I’ve attached a study I recently completed that is based on the “disjoined prefix” principle first expounded upon in the 1916 Manual. A little background on this… I began my study of Gregg with the 1929 manual and dictionary, and as I progressed, I noticed that even in 1929 the disjoined prefixes and suffixes began disappearing and continued to do so in subsequent versions of Gregg to some degree. (The reasons for this have been discussed and debated at length on this site!)
Nevertheless, I became more interested in this principle and returned to the 1916 manual to study it further. Granted, some prefixes in the 1916 manual can be used to form more common words than others, (some are only used rarely), and some may even be omitted from use and not be missed much. Yet I think they all can be appreciated for their genius of construction by Gregg.
That being said, a while back I began thinking of words that were not abbreviated with a disjoined prefix, yet possibly could be, because they followed a similar pattern of construction as existing abbreviated words.
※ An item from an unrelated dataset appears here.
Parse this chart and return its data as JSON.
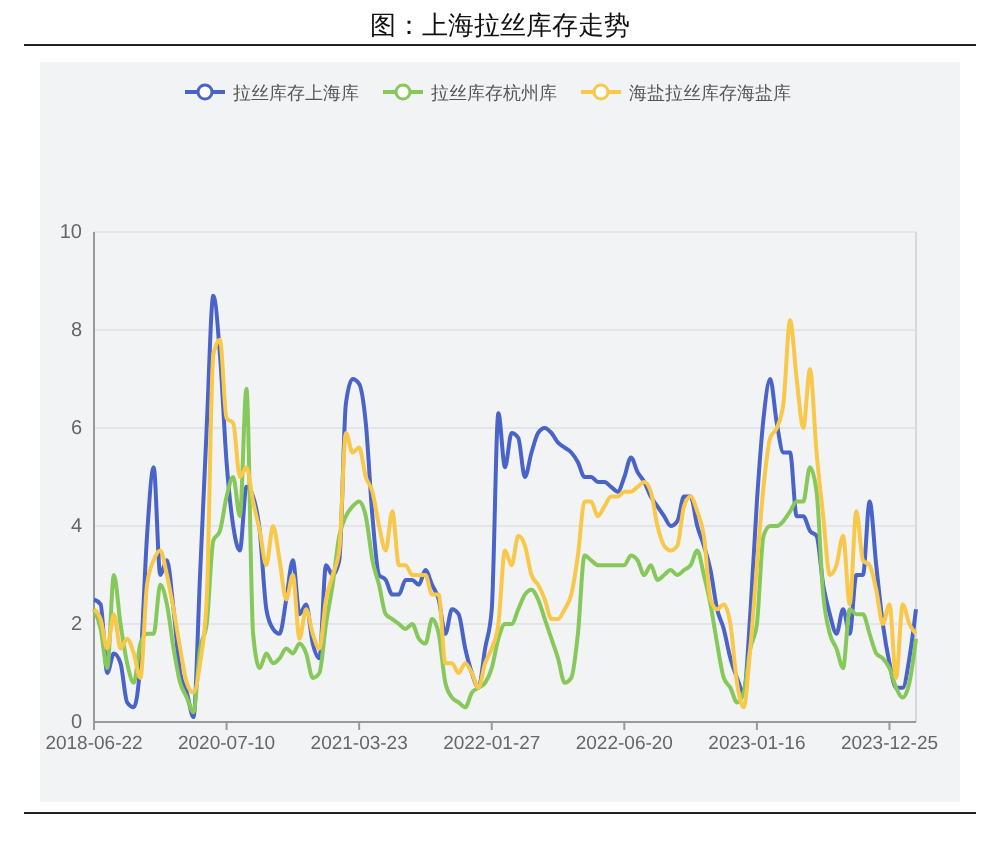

I used the 1916 manual as a template and I refer to sections of it in the study for comparison to existing prefixes.
A few more comments… I have not included outlines (unfortunately) for the primary reason that I’m a newbie writer, and I thought some rookie outlines would cause more vexation for the reader than not! Instead, I’ve spelled the words using the method found in the Reverse Dictionary (more or less). If you want to take a stab at writing the outlines, please do.
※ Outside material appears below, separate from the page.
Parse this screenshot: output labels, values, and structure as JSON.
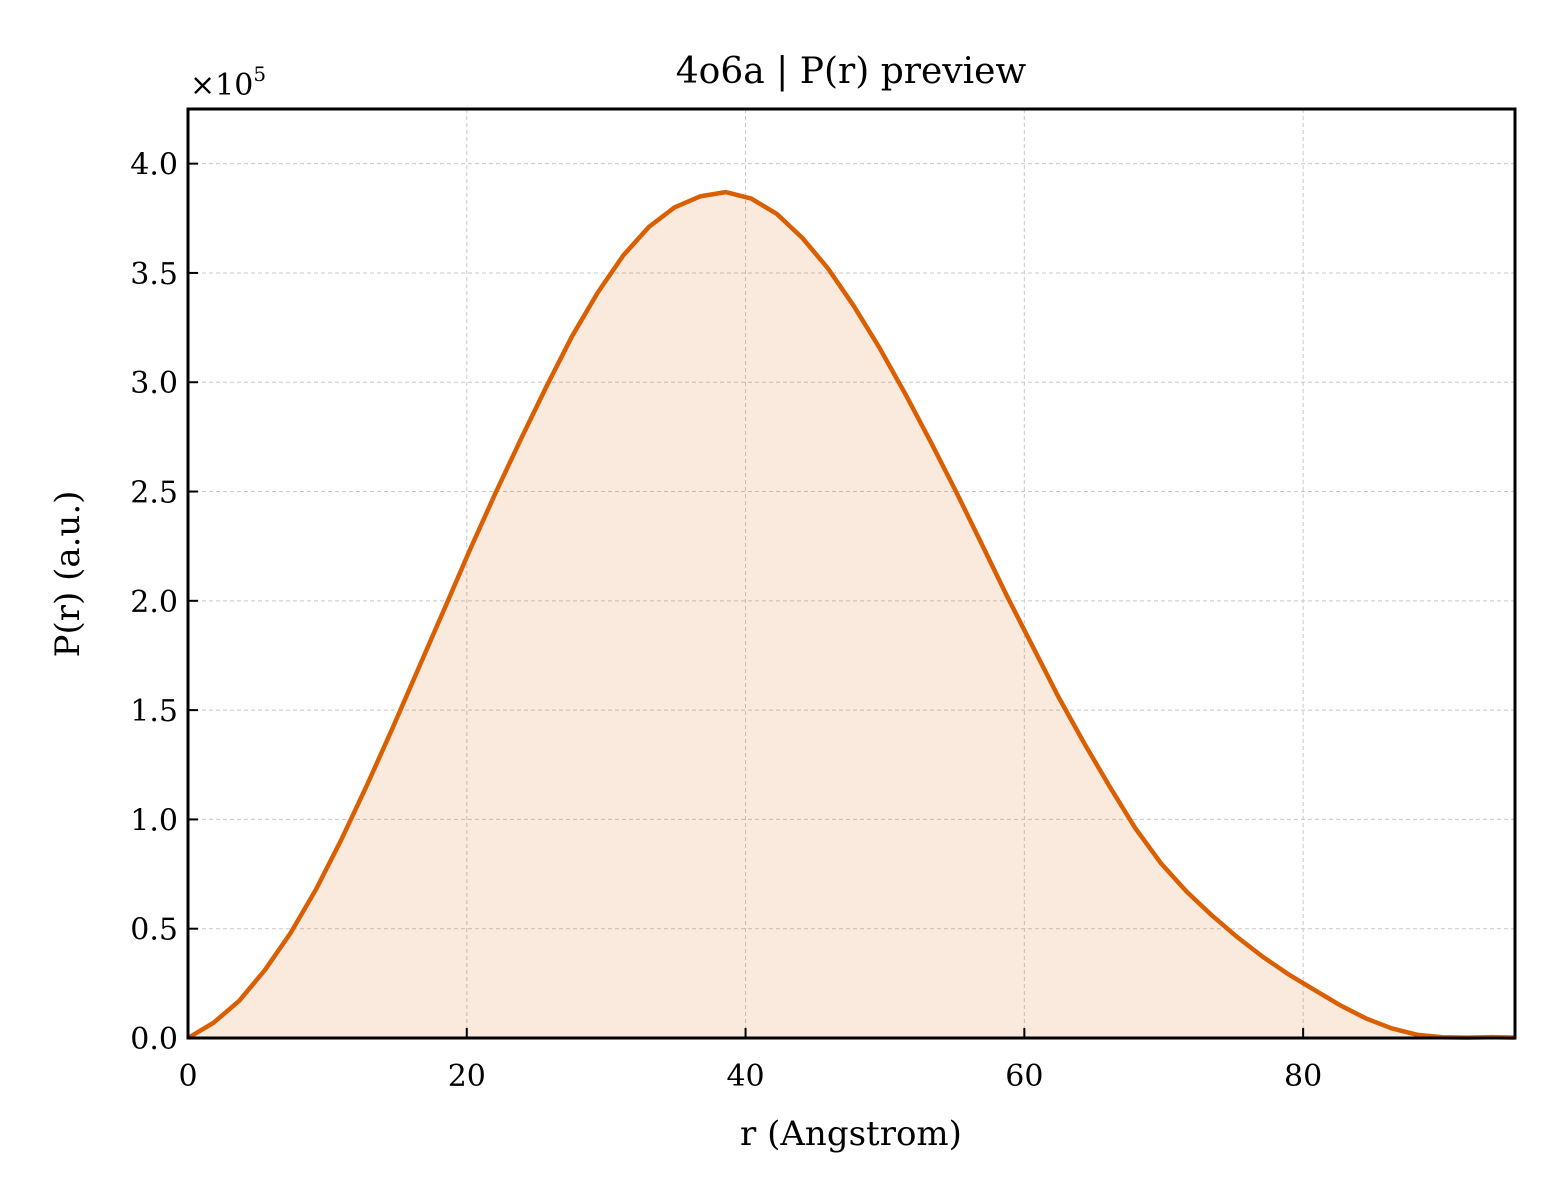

Lastly, this is a study! Meaning, I’m not presuming that everyone should adopt these forms for the sake of speed. I have not tested them for speed, even though they use less ink than their counterparts in the dictionary. I welcome feedback on their practicality though. I am not yet a fluent enough writer to analyze their efficiency. I simply did this study for fun and to possibly discover new outlines for which some writers may find an affinity.